Spring 2013

Semester Start Date: 
Friday, February 1, 2013

Fundamentals of Spatial Database Management

The fundamentals of database management systems as applied to spatial analysis. Includes extensive hands-on exercises using real-world planning data. Introduces database management concepts, SQL (Structured Query Language), and enterprise-class database software. Same content as first half of 11.521. First half of term. Prerequisites: 11.204 or permission of instructor

Spatial Database Management and Advanced Geographic Information Systems

Extends the computing and geographic information systems (GIS) skills developed in 11.520 to include spatial data management in client/server environments and advanced GIS techniques. First half covers the content of 11.523, introducing database management concepts, SQL (Structured Query Language), and enterprise-class database management software. Second half explores advanced features and the customization features of GIS software that perform analyses for decision support that go beyond basic thematic mapping.

Law and Development

Examines the role of law in development and introduces economic and legal theories. Topics include formality/informality of property, contracts and "bargaining in the shadow" of the law, institutions for transparency and accountability, legitimation of law, sequencing of legal reform, and international economic law aspects. Studies the roles of property rights in economic development, the judiciary and the bureaucracy in development, and law in aid policy. Includes selected country case studies. Limited to 15.

Innovative Budgeting and Finance for the Public Sector (Urban Public Finance)

Examines how to adequately and effectively attend to public sector responsibilities for basic services with limited financial and human resources, particularly in the context of rapid population growth as well as shrinkage. Provides an introductory framework for understanding methods and processes of budgeting, accounting, and financial mobilization in the public sector. Uses case studies and practice exercises to explore revenue strategies via taxation, capital markets.

Project Appraisal in Developing Countries

Covers techniques of financial analysis of investment expenditures, as well as the economic and distributive appraisal of development projects. Critical analysis of these tools in the political economy of international development is discussed.
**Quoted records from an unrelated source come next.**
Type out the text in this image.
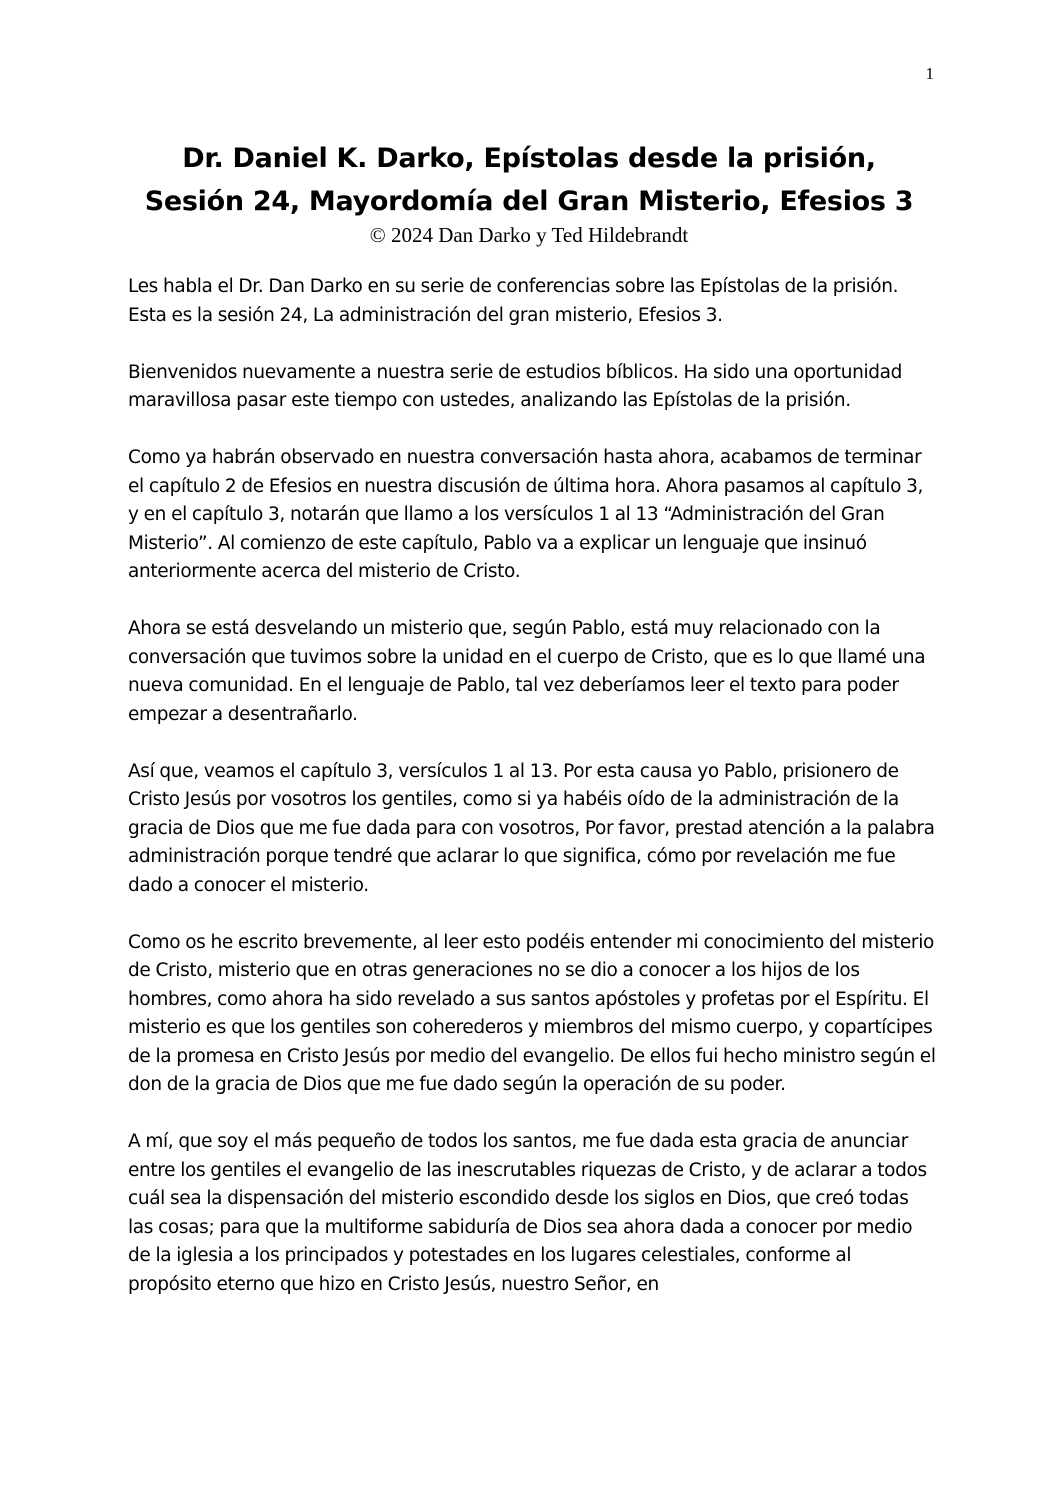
1
Dr. Daniel K. Darko, Epístolas desde la prisión,
Sesión 24, Mayordomía del Gran Misterio, Efesios 3
© 2024 Dan Darko y Ted Hildebrandt

Les habla el Dr. Dan Darko en su serie de conferencias sobre las Epístolas de la prisión. Esta es la sesión 24, La administración del gran misterio, Efesios 3.

Bienvenidos nuevamente a nuestra serie de estudios bíblicos. Ha sido una oportunidad maravillosa pasar este tiempo con ustedes, analizando las Epístolas de la prisión.

Como ya habrán observado en nuestra conversación hasta ahora, acabamos de terminar el capítulo 2 de Efesios en nuestra discusión de última hora. Ahora pasamos al capítulo 3, y en el capítulo 3, notarán que llamo a los versículos 1 al 13 “Administración del Gran Misterio”. Al comienzo de este capítulo, Pablo va a explicar un lenguaje que insinuó anteriormente acerca del misterio de Cristo.

Ahora se está desvelando un misterio que, según Pablo, está muy relacionado con la conversación que tuvimos sobre la unidad en el cuerpo de Cristo, que es lo que llamé una nueva comunidad. En el lenguaje de Pablo, tal vez deberíamos leer el texto para poder empezar a desentrañarlo.

Así que, veamos el capítulo 3, versículos 1 al 13. Por esta causa yo Pablo, prisionero de Cristo Jesús por vosotros los gentiles, como si ya habéis oído de la administración de la gracia de Dios que me fue dada para con vosotros, Por favor, prestad atención a la palabra administración porque tendré que aclarar lo que significa, cómo por revelación me fue dado a conocer el misterio.

Como os he escrito brevemente, al leer esto podéis entender mi conocimiento del misterio de Cristo, misterio que en otras generaciones no se dio a conocer a los hijos de los hombres, como ahora ha sido revelado a sus santos apóstoles y profetas por el Espíritu. El misterio es que los gentiles son coherederos y miembros del mismo cuerpo, y copartícipes de la promesa en Cristo Jesús por medio del evangelio. De ellos fui hecho ministro según el don de la gracia de Dios que me fue dado según la operación de su poder.

A mí, que soy el más pequeño de todos los santos, me fue dada esta gracia de anunciar entre los gentiles el evangelio de las inescrutables riquezas de Cristo, y de aclarar a todos cuál sea la dispensación del misterio escondido desde los siglos en Dios, que creó todas las cosas; para que la multiforme sabiduría de Dios sea ahora dada a conocer por medio de la iglesia a los principados y potestades en los lugares celestiales, conforme al propósito eterno que hizo en Cristo Jesús, nuestro Señor, en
Topics include appraisal's role in the project cycle, planning under conditions of uncertainty, constraints in data quality and the limits of rational analysis, and the coordination of an interdisciplinary appraisal team. Students taking graduate version complete additional assignments. Enrollment limited; preference to majors.

Analyzing and Accounting for Regional Economic Change

Surveys theories of regional growth, factor mobility, clustering, industrial restructuring, learning regions, and global supply chains from a political-economy perspective. Examines/critiques multipliers, linkages, and supply chains used to assess employment and environmental impacts, energy and infrastructure investments, and accounting issues related to the underground economy, work in the home, and environmental degradation. Assesses price indices, industrial location and employment measures, and shift-share analyses. Discussions of US and foreign applications.

Water and Sanitation Infrastructure in Developing Countries

Principles of infrastructure planning in developing countries, with a focus on appropriate and sustainable technologies for water and sanitation. Incorporates technical, socio-cultural, public health, and economic factors into the planning and design of water and sanitation systems. Upon completion, students are able to plan simple, yet reliable, water supply and sanitation systems for developing countries that are compatible with local customs and available human and material resources.

The New Global Practitioner

Considers a new interdisciplinary paradigm of practice that regards dialogue among practitioners and users essential for efficacious and creative design and planning process. Focuses on non-traditional client groups: communities, the poor, and the generally excluded middle-income. Explores key issues confronting development practitioners, with stress on practical exercises drawn from current national and international case studies; e.g., an investigative comparison of the ways Bangkok vs Singapore cope with impending rapid and massive growth and expansion.

Revitalizing Urban Main Streets

Workshop explores the integration of economic development and physical planning interventions to revitalize urban commercial districts. Covers: an overview of the causes of urban business district decline, revitalization challenges, and the strategies to address them; the planning tools used to understand and assess urban Main Streets from both physical design and economic development perspectives; and the policies, interventions, and investments used to foster urban commercial revitalization.

Tools for Analysis: Design for Real Estate and Infrastructure Development

Introduction to analytical tools to support design and decision-making in real estate and infrastructure development. Particular focus on identifying and valuing sources of flexibility using real options, Monte-Carlo simulation, and other techniques from the field of engineering systems. Integrates economic and engineering perspectives, and is suitable for students with various backgrounds. Provides useful preparation for thesis work in the area. Second half of term.